The charity reiterated its call for tighter restrictions on young new drivers in response to the government’s research into how the number of serious and fatal crashes can be reduced.
Friday saw IAM RoadSmart, the UK’s biggest road safety charity, make its submission to a road safety inquiry by the House of Commons Transport Committee, which recently launched an investigation into ways of cutting the number of crashes involving those under 25.
In its submission, Neil Greig, IAM RoadSmart director of policy and research, said: “The risk factors are well known; lack of experience in all traffic conditions including rural roads, darkness and poor weather, distraction by peer passengers or mobile phone use and alcohol.
“Choosing restrictions to limit these risk factors should be the key objective of the government in creating a new graduated licensing system that is practical, affordable and effective in reducing young driver road deaths and injuries.”
IAM RoadSmart is calling for a number of measures to be introduced which would tackle this tragic issue and ensure young drivers are less at risk when they take to the road for the first time:
• Road safety education should be part of the National Curriculum and theory and hazard perception training and testing should take place within the education system
• IAM RoadSmart supports a 12-month minimum learning period with an online learning log for learner drivers to complete prior to taking the practical test
• The practical driving test should include driving on high speed and rural roads
• IAM RoadSmart strongly supports the development of a post-test phase to the licensing system. After passing the practical test, refresher and eco-driving lessons must be taken before full license status is granted
• Alongside these interventions IAM RoadSmart supports graduated licence controls in the first months of driving to allow only one peer passenger (but no limit on older passengers) and a zero blood-alcohol limit
• IAM RoadSmart does not support night-time curfews on young drivers as they reduce opportunities to gain experience, impact on the economy and job prospects and raise problems of enforcement
• IAM RoadSmart is ready to provide its knowledge and expertise in developing the content of the minimum learning period and post-test interventions
Neil added: “Successive governments have brushed this issue under the carpet which is disgraceful as road crashes are the biggest killer of young people today, yet it gets scant attention in terms of time and effort at the top level of government and in the media compared to knife crime or drugs.

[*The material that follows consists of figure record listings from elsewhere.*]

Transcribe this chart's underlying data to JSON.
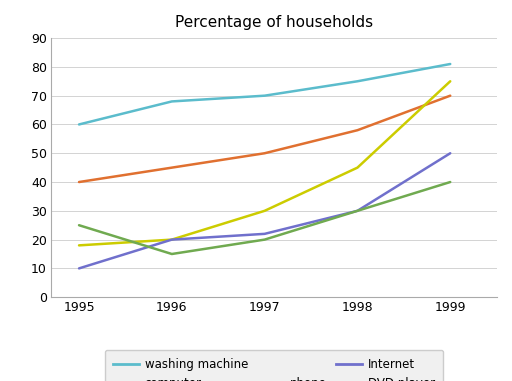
{
  "title": "Percentage of households",
  "years": [
    1995,
    1996,
    1997,
    1998,
    1999
  ],
  "series": {
    "washing machine": {
      "values": [
        60,
        68,
        70,
        75,
        81
      ],
      "color": "#5bbccc"
    },
    "computer": {
      "values": [
        40,
        45,
        50,
        58,
        70
      ],
      "color": "#e07030"
    },
    "phone": {
      "values": [
        18,
        20,
        30,
        45,
        75
      ],
      "color": "#cccc00"
    },
    "Internet": {
      "values": [
        10,
        20,
        22,
        30,
        50
      ],
      "color": "#7070cc"
    },
    "DVD player": {
      "values": [
        25,
        15,
        20,
        30,
        40
      ],
      "color": "#70aa50"
    }
  },
  "ylim": [
    0,
    90
  ],
  "yticks": [
    0,
    10,
    20,
    30,
    40,
    50,
    60,
    70,
    80,
    90
  ],
  "xticks": [
    1995,
    1996,
    1997,
    1998,
    1999
  ],
  "legend_row1": [
    "washing machine",
    "computer"
  ],
  "legend_row2": [
    "phone",
    "Internet",
    "DVD player"
  ],
  "background_color": "#ffffff",
  "grid_color": "#cccccc",
  "title_fontsize": 11,
  "axis_fontsize": 9,
  "legend_fontsize": 8.5
}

“It is time that the government took this seriously at last and show that it cares for the young people of the UK by supporting fundamental changes to save these valuable young lives.”
Insurance Edge Comment:
A significant percentage of the young driver road crash problem IS drug and knife crime related. This is because gangs are spending their drug cash on high performance cars, selling across county lines using cars and sometimes being killed or seriously injured while driving by rival gangs. You cannot separate the two issues of knife crime and under 25s road casualties in many cases, even though it isn’t politically correct to do so.

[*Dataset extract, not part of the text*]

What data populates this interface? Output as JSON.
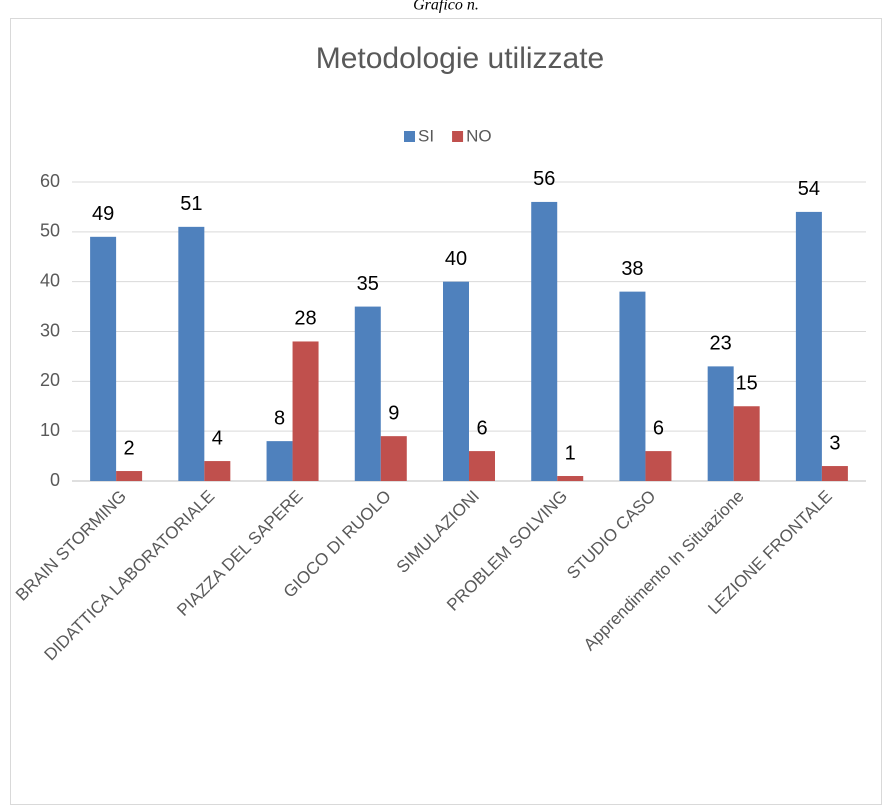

Pretending that restrictions on licences, night driving, passenger numbers etc will make any difference to the boy racers dealing drugs and fighting turf wars on UK roads is ridiculous. Mostly, they – and their vehicles – have no documents, and they certainly have no intention of stopping for the Police if spotted. In fact, such draconian measures simply make life miserable for the law abiding. The solution is to use telematics/app data to personalise motor insurance for the under 25s, and reward smooth, cautious driving.
The other thing that needs to happen in this debate is the complete statistical separation of drivers dying in Police chases, from genuine road crashes, or accidents. A death during a pursuit is NOT an accident, it bears no comparision to a right-turn collision on a wet winter morning on the A5, so let’s all demand a sensible analysis of road death statistics before jumping to conclusions.
Of course those ideas find little favour with politicians from all parties, and some `experts’, all keen to jump on the safety bandwagon and pass more futile legislation. The truth relating to road crash causation is complex, and inter-linked with many factors, not just speed, or time of night. But that balanced approach doesn’t suit many keen to forge a career in the public sector by riding the road safety hobby horse.